Disruption in any business can cause anxiety and other stress related ailments, real or perceived, if you are in a business or market segment affected by disruption.

Of course, the exact opposite is true if you are involved in the business that is creating the disruption, feeling the highs of the success curve. In some cases, especially in Hollywood, some companies/businesses are on both ends of the cycle, in effect, caught in the middle.

It is not always possible to know when and where and under what circumstances the disruption will occur until the technology or other service offering begins to take hold in the marketplace. Often that recognition is past the tipping point and the disruption is well underway with no turning back.

Such is the case now in the traction that over the top content distribution has gained. The tipping point was actually a couple of years ago.

In Hollywood, for example, many content producers for feature films and TV have benefitted greatly from the vast sums that NetFlix and other streaming services have spent on acquiring content. In time, they began creating their own original content, as there is a voracious appetite for a steady supply of new productions.

The increase in the amount of content available on such services has helped to push people away from the networks and cable channels that comprise the linear TV universe, with on demand programming and time shifting through DVR usage a significant and growing factor.

Revenue for various subscription VOD services increased by 25% in the first half of this year according to a recent study.

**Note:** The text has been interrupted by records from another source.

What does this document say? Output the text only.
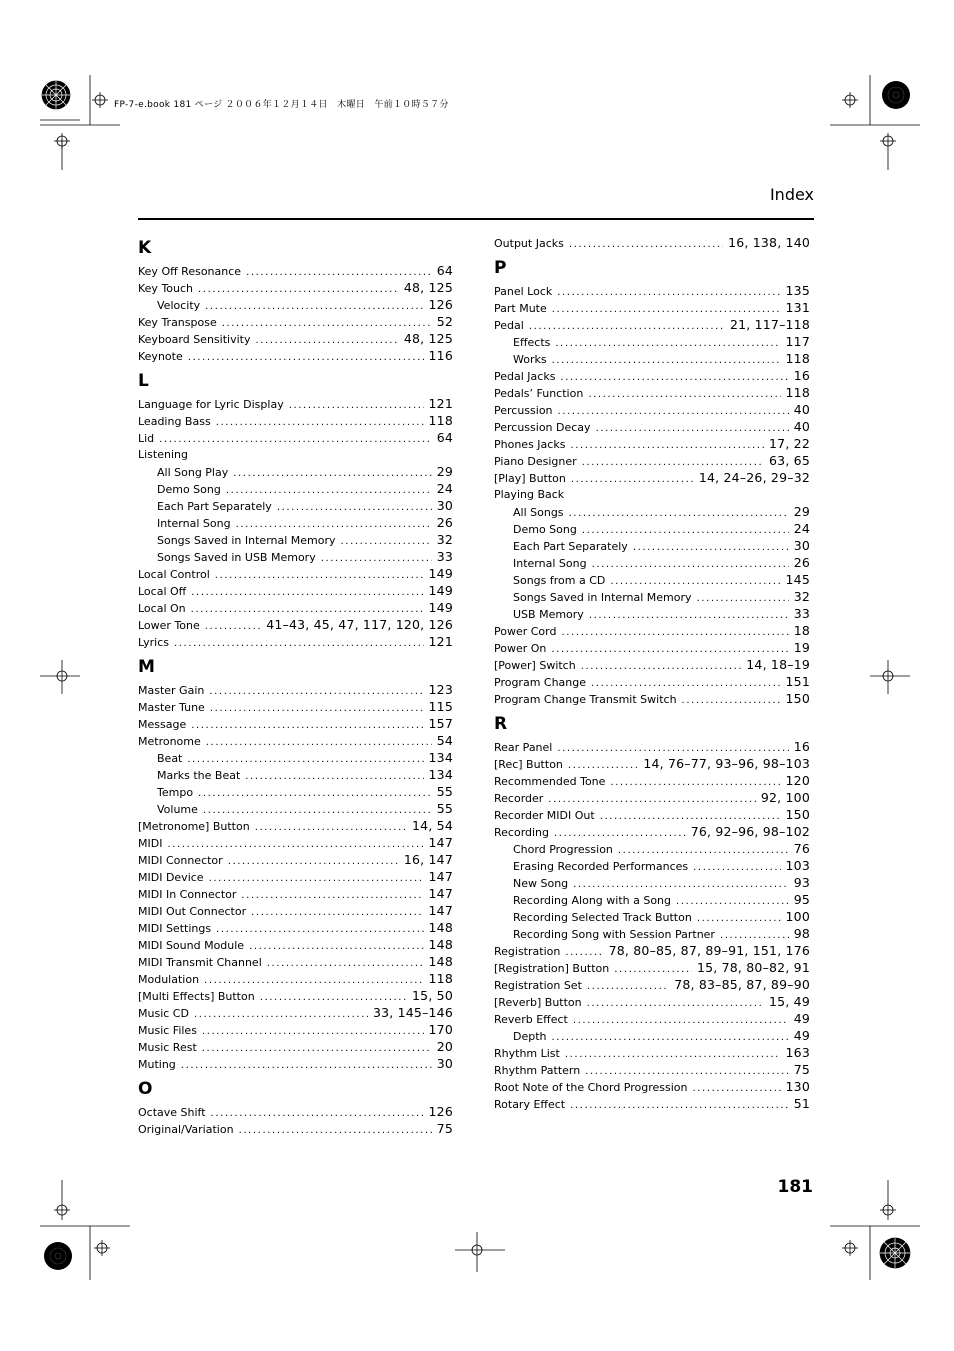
FP-7-e.book 181 ページ ２００６年１２月１４日　木曜日　午前１０時５７分
Index
K
Key Off Resonance .....	64
Key Touch .....	48, 125
Velocity .....	126
Key Transpose .....	52
Keyboard Sensitivity .....	48, 125
Keynote .....	116
L
Language for Lyric Display .....	121
Leading Bass .....	118
Lid .....	64
Listening
All Song Play .....	29
Demo Song .....	24
Each Part Separately .....	30
Internal Song .....	26
Songs Saved in Internal Memory .....	32
Songs Saved in USB Memory .....	33
Local Control .....	149
Local Off .....	149
Local On .....	149
Lower Tone .....	41–43, 45, 47, 117, 120, 126
Lyrics .....	121
M
Master Gain .....	123
Master Tune .....	115
Message .....	157
Metronome .....	54
Beat .....	134
Marks the Beat .....	134
Tempo .....	55
Volume .....	55
[Metronome] Button .....	14, 54
MIDI .....	147
MIDI Connector .....	16, 147
MIDI Device .....	147
MIDI In Connector .....	147
MIDI Out Connector .....	147
MIDI Settings .....	148
MIDI Sound Module .....	148
MIDI Transmit Channel .....	148
Modulation .....	118
[Multi Effects] Button .....	15, 50
Music CD .....	33, 145–146
Music Files .....	170
Music Rest .....	20
Muting .....	30
O
Octave Shift .....	126
Original/Variation .....	75
Output Jacks .....	16, 138, 140
P
Panel Lock .....	135
Part Mute .....	131
Pedal .....	21, 117–118
Effects .....	117
Works .....	118
Pedal Jacks .....	16
Pedals’ Function .....	118
Percussion .....	40
Percussion Decay .....	40
Phones Jacks .....	17, 22
Piano Designer .....	63, 65
[Play] Button .....	14, 24–26, 29–32
Playing Back
All Songs .....	29
Demo Song .....	24
Each Part Separately .....	30
Internal Song .....	26
Songs from a CD .....	145
Songs Saved in Internal Memory .....	32
USB Memory .....	33
Power Cord .....	18
Power On .....	19
[Power] Switch .....	14, 18–19
Program Change .....	151
Program Change Transmit Switch .....	150
R
Rear Panel .....	16
[Rec] Button .....	14, 76–77, 93–96, 98–103
Recommended Tone .....	120
Recorder .....	92, 100
Recorder MIDI Out .....	150
Recording .....	76, 92–96, 98–102
Chord Progression .....	76
Erasing Recorded Performances .....	103
New Song .....	93
Recording Along with a Song .....	95
Recording Selected Track Button .....	100
Recording Song with Session Partner .....	98
Registration .....	78, 80–85, 87, 89–91, 151, 176
[Registration] Button .....	15, 78, 80–82, 91
Registration Set .....	78, 83–85, 87, 89–90
[Reverb] Button .....	15, 49
Reverb Effect .....	49
Depth .....	49
Rhythm List .....	163
Rhythm Pattern .....	75
Root Note of the Chord Progression .....	130
Rotary Effect .....	51
181
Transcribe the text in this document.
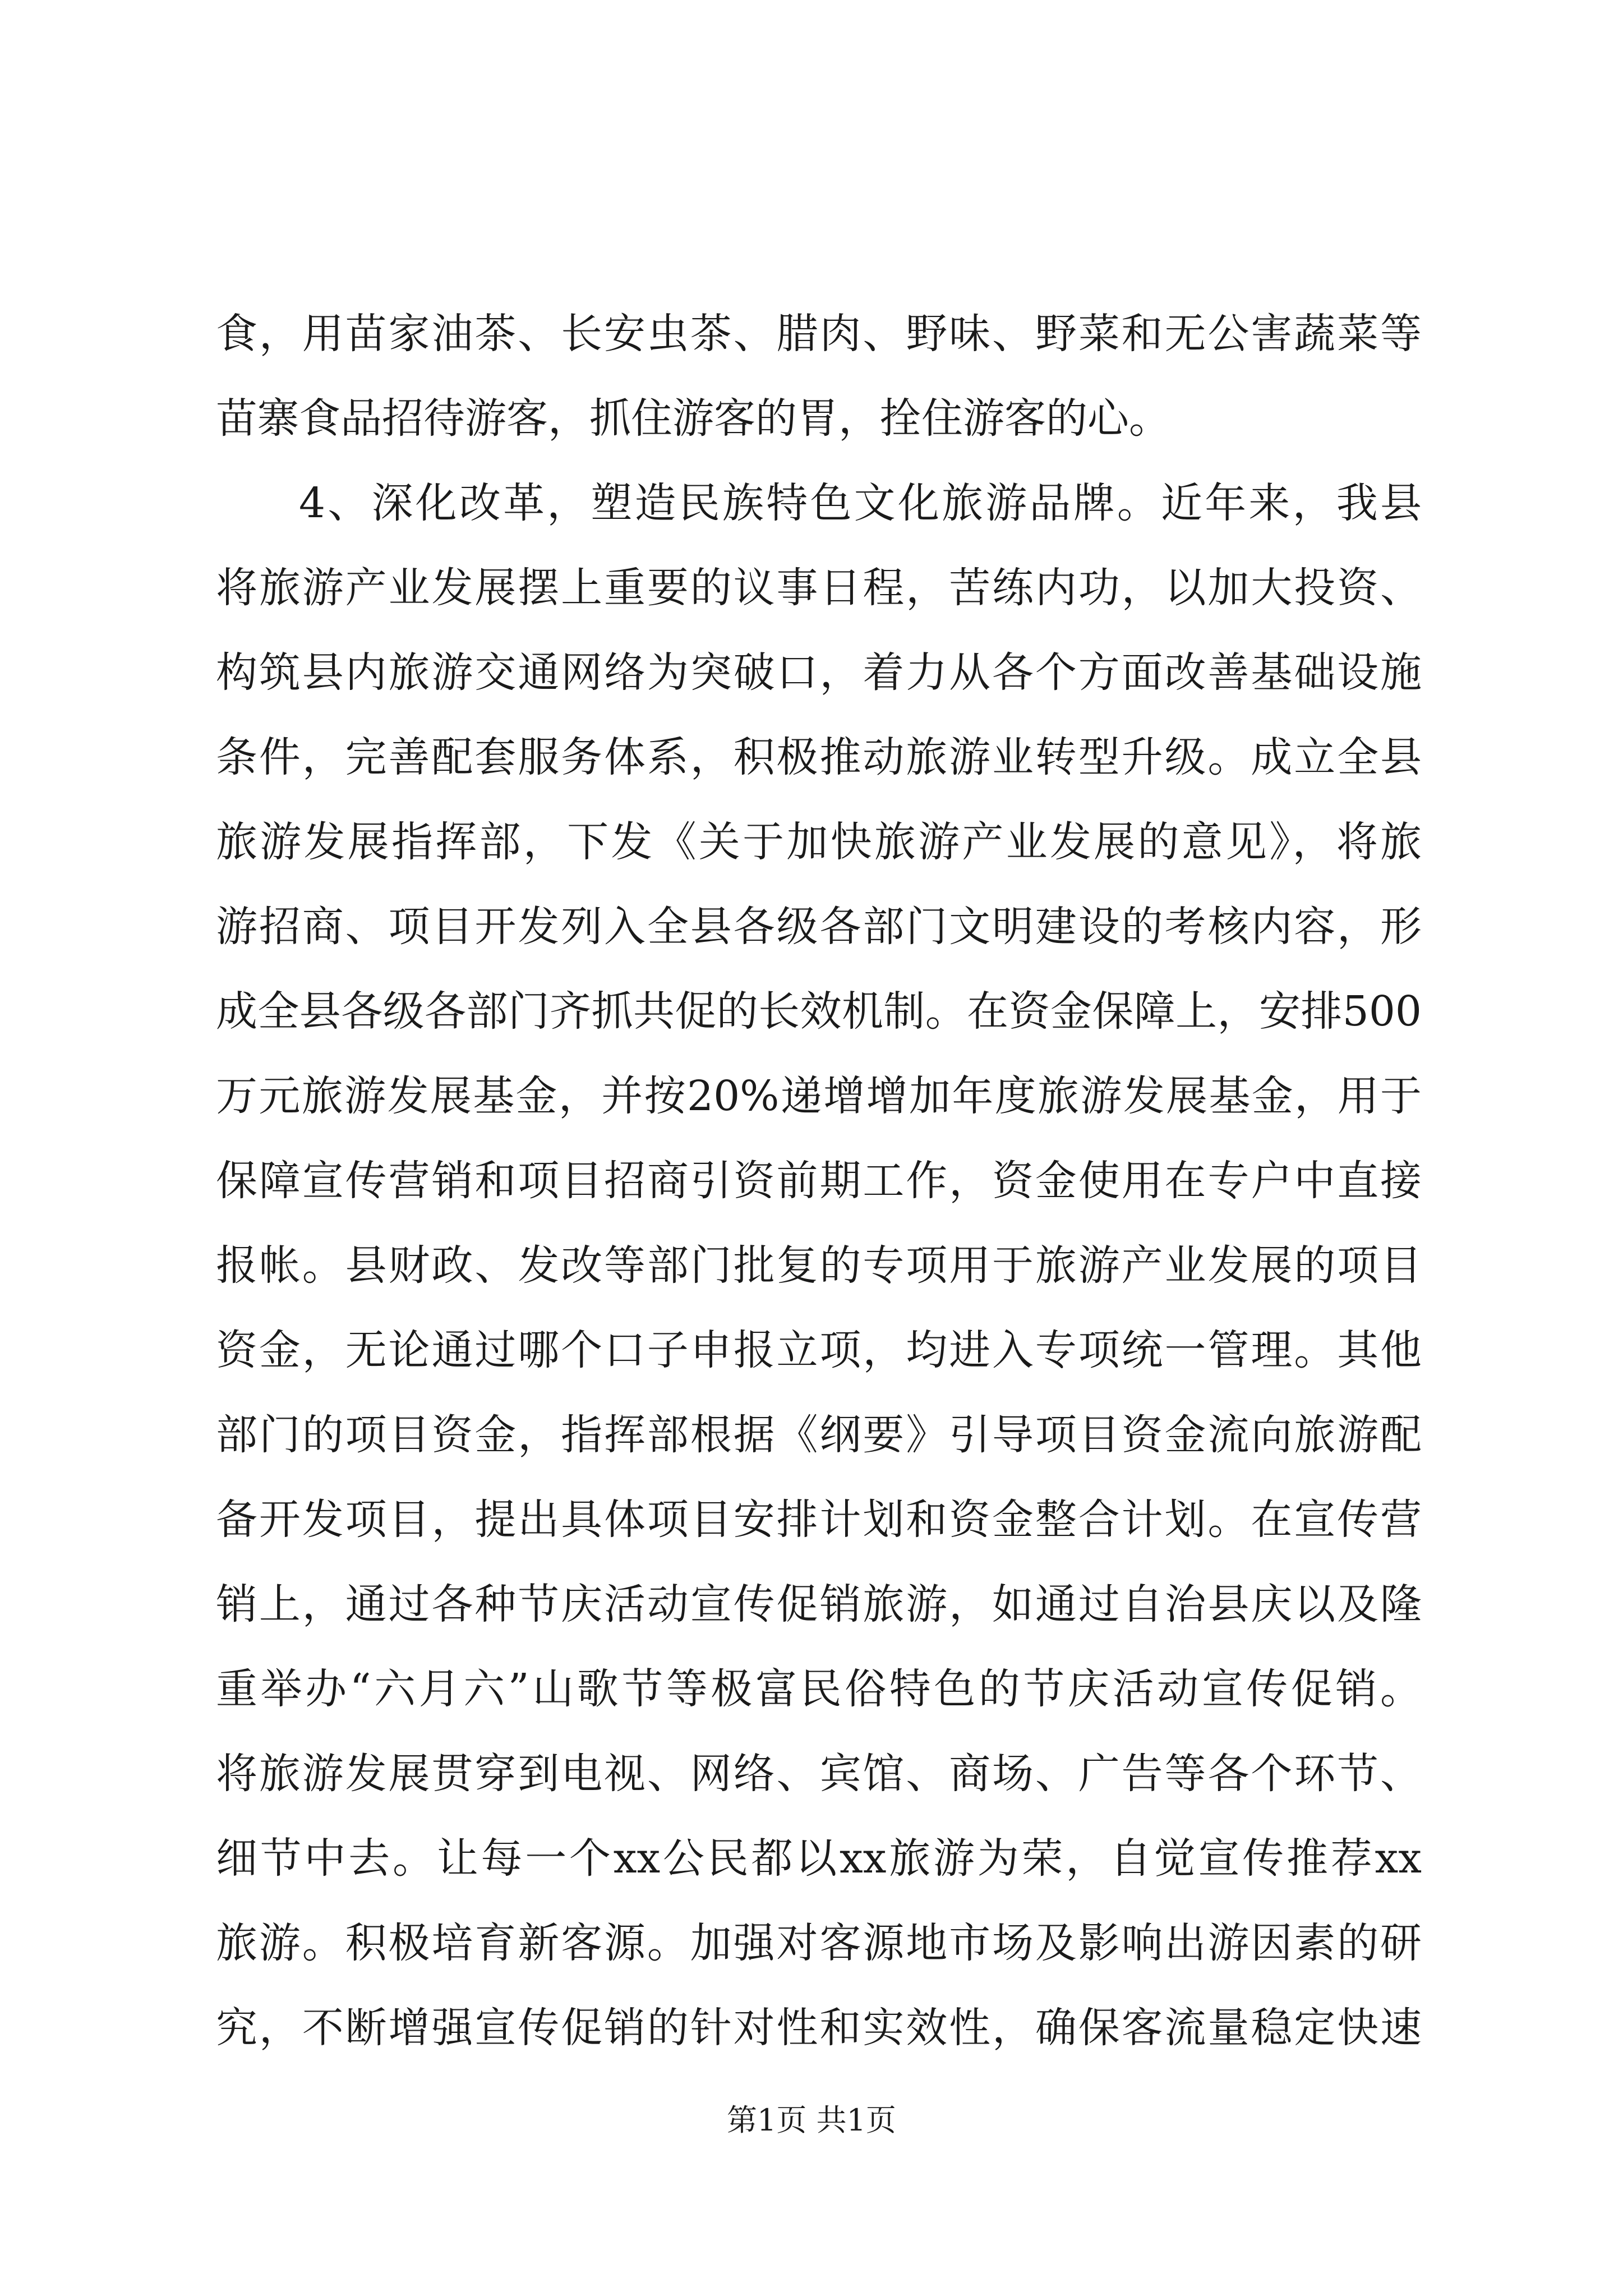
食，用苗家油茶、长安虫茶、腊肉、野味、野菜和无公害蔬菜等
苗寨食品招待游客，抓住游客的胃，拴住游客的心。
4、深化改革，塑造民族特色文化旅游品牌。近年来，我县
将旅游产业发展摆上重要的议事日程，苦练内功，以加大投资、
构筑县内旅游交通网络为突破口，着力从各个方面改善基础设施
条件，完善配套服务体系，积极推动旅游业转型升级。成立全县
旅游发展指挥部，下发《关于加快旅游产业发展的意见》，将旅
游招商、项目开发列入全县各级各部门文明建设的考核内容，形
成全县各级各部门齐抓共促的长效机制。在资金保障上，安排500
万元旅游发展基金，并按20%递增增加年度旅游发展基金，用于
保障宣传营销和项目招商引资前期工作，资金使用在专户中直接
报帐。县财政、发改等部门批复的专项用于旅游产业发展的项目
资金，无论通过哪个口子申报立项，均进入专项统一管理。其他
部门的项目资金，指挥部根据《纲要》引导项目资金流向旅游配
备开发项目，提出具体项目安排计划和资金整合计划。在宣传营
销上，通过各种节庆活动宣传促销旅游，如通过自治县庆以及隆
重举办“六月六”山歌节等极富民俗特色的节庆活动宣传促销。
将旅游发展贯穿到电视、网络、宾馆、商场、广告等各个环节、
细节中去。让每一个xx公民都以xx旅游为荣，自觉宣传推荐xx
旅游。积极培育新客源。加强对客源地市场及影响出游因素的研
究，不断增强宣传促销的针对性和实效性，确保客流量稳定快速
第1页 共1页
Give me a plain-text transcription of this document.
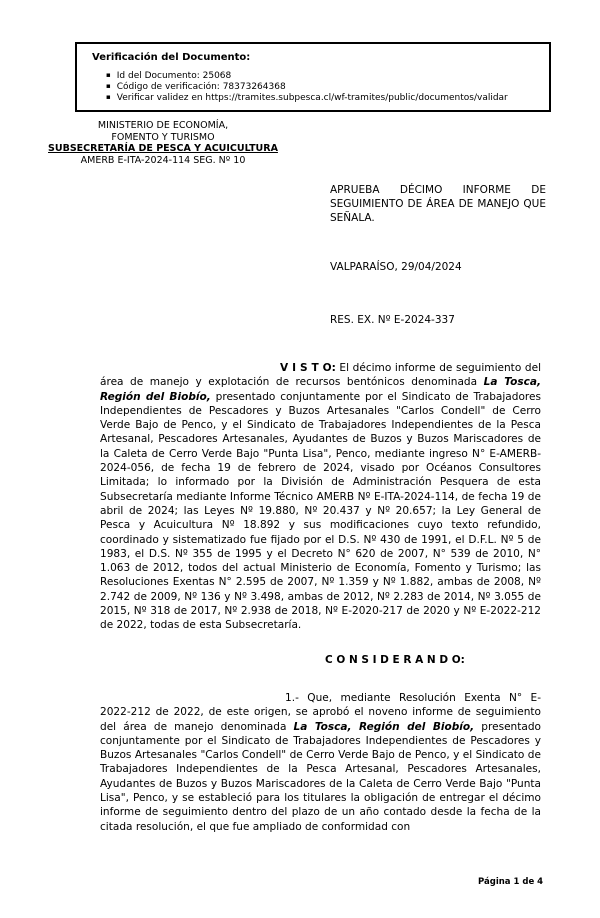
Verificación del Documento:
▪ Id del Documento: 25068
▪ Código de verificación: 78373264368
▪ Verificar validez en https://tramites.subpesca.cl/wf-tramites/public/documentos/validar
MINISTERIO DE ECONOMÍA,
FOMENTO Y TURISMO
SUBSECRETARÍA DE PESCA Y ACUICULTURA
AMERB E-ITA-2024-114 SEG. Nº 10
APRUEBA DÉCIMO INFORME DE SEGUIMIENTO DE ÁREA DE MANEJO QUE SEÑALA.
VALPARAÍSO, 29/04/2024
RES. EX. Nº E-2024-337

V I S T O: El décimo informe de seguimiento del área de manejo y explotación de recursos bentónicos denominada La Tosca, Región del Biobío, presentado conjuntamente por el Sindicato de Trabajadores Independientes de Pescadores y Buzos Artesanales "Carlos Condell" de Cerro Verde Bajo de Penco, y el Sindicato de Trabajadores Independientes de la Pesca Artesanal, Pescadores Artesanales, Ayudantes de Buzos y Buzos Mariscadores de la Caleta de Cerro Verde Bajo "Punta Lisa", Penco, mediante ingreso N° E-AMERB-2024-056, de fecha 19 de febrero de 2024, visado por Océanos Consultores Limitada; lo informado por la División de Administración Pesquera de esta Subsecretaría mediante Informe Técnico AMERB Nº E-ITA-2024-114, de fecha 19 de abril de 2024; las Leyes Nº 19.880, Nº 20.437 y Nº 20.657; la Ley General de Pesca y Acuicultura Nº 18.892 y sus modificaciones cuyo texto refundido, coordinado y sistematizado fue fijado por el D.S. Nº 430 de 1991, el D.F.L. Nº 5 de 1983, el D.S. Nº 355 de 1995 y el Decreto N° 620 de 2007, N° 539 de 2010, N° 1.063 de 2012, todos del actual Ministerio de Economía, Fomento y Turismo; las Resoluciones Exentas N° 2.595 de 2007, Nº 1.359 y Nº 1.882, ambas de 2008, Nº 2.742 de 2009, Nº 136 y Nº 3.498, ambas de 2012, Nº 2.283 de 2014, Nº 3.055 de 2015, Nº 318 de 2017, Nº 2.938 de 2018, Nº E-2020-217 de 2020 y Nº E-2022-212 de 2022, todas de esta Subsecretaría.

C O N S I D E R A N D O:

1.- Que, mediante Resolución Exenta N° E-2022-212 de 2022, de este origen, se aprobó el noveno informe de seguimiento del área de manejo denominada La Tosca, Región del Biobío, presentado conjuntamente por el Sindicato de Trabajadores Independientes de Pescadores y Buzos Artesanales "Carlos Condell" de Cerro Verde Bajo de Penco, y el Sindicato de Trabajadores Independientes de la Pesca Artesanal, Pescadores Artesanales, Ayudantes de Buzos y Buzos Mariscadores de la Caleta de Cerro Verde Bajo "Punta Lisa", Penco, y se estableció para los titulares la obligación de entregar el décimo informe de seguimiento dentro del plazo de un año contado desde la fecha de la citada resolución, el que fue ampliado de conformidad con

Página 1 de 4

Cord cutting and cord shaving are having an impact on the way companies all along the value chain have responded as has been seen with the plethora of offerings available from a wide range of distributors.

Hollywood has dealt with the disruption from TV several times in the past. It is not new to them.

For example, in the late 40s/early 50s as the early days of TV were taking hold, albeit with just a few channels, movie attendance dropped precipitously from its post war high of 1946. TV came to the forefront concurrent with the greatest generation, the returning veterans marrying and starting families which often precluded them from going to the cinema.

The studios responded in due time with creating content made for TV, starting with broadcasting radio and Broadway shows over the air before learning to develop original shows from comedies and dramas to what was the near ubiquitous made for TV movie, AKA, the movie of the week.

Audiences responded and TV grew significantly, spawning the innovative community antennas also known as cable TV, with newly created channels offering recycled Hollywood content before getting involved in creating original content, repeating the cycle.

Movies have also been disrupted by the changes in technology and in the way that competitive and innovative companies have approached cinema technology, all with the goal of bringing the consumer back into the cinema and away from their large screen home theater systems.

3D attempted to be one of the disruptors and succeeded for a time from a theatrical point of view while 3D TV was a bust.

While still a factor, the percentage of box office in North America from 3D has leveled off. 3D is still a factor with many new releases, but the focus appears to be on gaining market share in developing countries with an emphasis on China, now the #2 market in the world.

IMAX and other premium large format venues are gaining market share release after new release as a driver of attracting people back to the theater on a global basis. For tentpole releases in particular, consideration of a large format release is imperative and becoming increasingly so.

The advent of virtual reality and the potential to watch content, movies or episodic/TV/specialty content on a headset, may have an impact and it may be partially disruptive as well. Until such time that the various headset manufacturers, led by Oculus/Facebook, Samsung, Sony, Microsoft, HTC Vive and others that are in the wings actually bring their products to market, presumably in early 2016, we will not know what the consumer adoption rate will be and in turn its disruptive impact, if any.

Looking ahead, the innovation and disruption will continue as release windows continue to shrink for feature films and TV content producers and distributors all chasing the new normal in what may be a futile effort as there may not ever be a new normal.

The great democratization of the tools to create and distribute, and, in turn, to consume content is just at the very early stage of what will most likely be an extended cycle of change and disruption in Hollywood, with the impact being felt on a global level, more so now than ever before.

In fact the level of change is going to be more dramatic as the universe is significantly larger and more sophisticated than it was during prior disruption cycles. And as occurred in the past, the technology infrastructure is growing to accommodate the need to deliver to our devices anywhere, anytime.

Of course, this is going to repeat itself time and again as new and innovative ideas for content evolve and come to market and the disruption of Hollywood occurs yet again. You may not know it till it is in the rear view mirror, but it will be there. You can count on it.